From experience, you can't win.

It's either "He didn't eat much, he'll probably just gorge himself when gets home!"

and if you do eat big meal!

"Did you see how much he ate?"

I must say that i skinny, but i like big guys. I hope you don't hate me because of.


----------



## Jackoblangada (Nov 21, 2008)

Diego's right, when I still gave much of a crap about what people thought, those situations were tough. Everyone sees you heading to the table and they start grabbing food as if you are going to eat it all before they get enough.
We recently had a charity event here at work where a couple of people would chicken nuggets and the rest would all bet on how many they could eat and who could win; well when they were asking for volunteers it seems most of the room turned to look at me and it got all quiet. I finally had to say "It would hardly be fair if I competed would it?' just to break the tension.

Oh well, it was funny at the time...and yes I could have kicked their asses if i had participated.


----------



## Durin (Nov 21, 2008)

I always get this at Thanksgiving.

I help cook the dinner and normally snack while doing so by the time I get my plate I eat a little bit of turkey and them I'm full. 

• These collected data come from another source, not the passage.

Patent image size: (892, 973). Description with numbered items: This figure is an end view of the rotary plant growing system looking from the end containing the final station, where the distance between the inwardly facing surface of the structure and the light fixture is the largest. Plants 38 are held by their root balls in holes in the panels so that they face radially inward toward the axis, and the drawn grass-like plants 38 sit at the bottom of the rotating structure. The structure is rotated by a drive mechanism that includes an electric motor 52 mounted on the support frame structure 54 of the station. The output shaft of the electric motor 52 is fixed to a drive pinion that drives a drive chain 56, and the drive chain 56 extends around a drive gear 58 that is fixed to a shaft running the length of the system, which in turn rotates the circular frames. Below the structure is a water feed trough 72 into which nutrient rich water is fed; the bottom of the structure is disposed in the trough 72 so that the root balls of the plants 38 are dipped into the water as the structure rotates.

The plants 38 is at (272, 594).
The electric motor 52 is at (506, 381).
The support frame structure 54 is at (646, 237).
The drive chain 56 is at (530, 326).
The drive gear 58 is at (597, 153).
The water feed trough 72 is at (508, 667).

My Wife I think alway's confuses people because she eat's like a bird. But she also tend's to snack a lot.


----------



## Lavasse (Nov 21, 2008)

Depending on the gathering I may try to OUT eat other people, so I obviously dont give a damn what they think lol  Although if I dont eat at least 2 helpings of everything someone asks me if Im sick or something lol


----------



## VinnyPA (Nov 21, 2008)

My mom always tells me in her broken Italian accent that I'm getting too fat as she shovels a third or fourth serving to me. Grazi Mama!!! LOL


----------



## Tad (Nov 21, 2008)

I work at a fairly small company, and we periodically have company update meetings at lunch, where they order in pizza. But the place they order from, something in the pizza tends to not place nicely with my digestive track (I think they use a lot of dehydrated onion and/or garlic, but that is just a guess). As a result I'll usually bring my own lunch. But sometimes there is also salad, so I'll grab a serving of that. Almost inevitably I get expressions of horror from the few women here "Is THAT all you are eating?!?" And they look greatly relieved when I say I also have my own lunch with me.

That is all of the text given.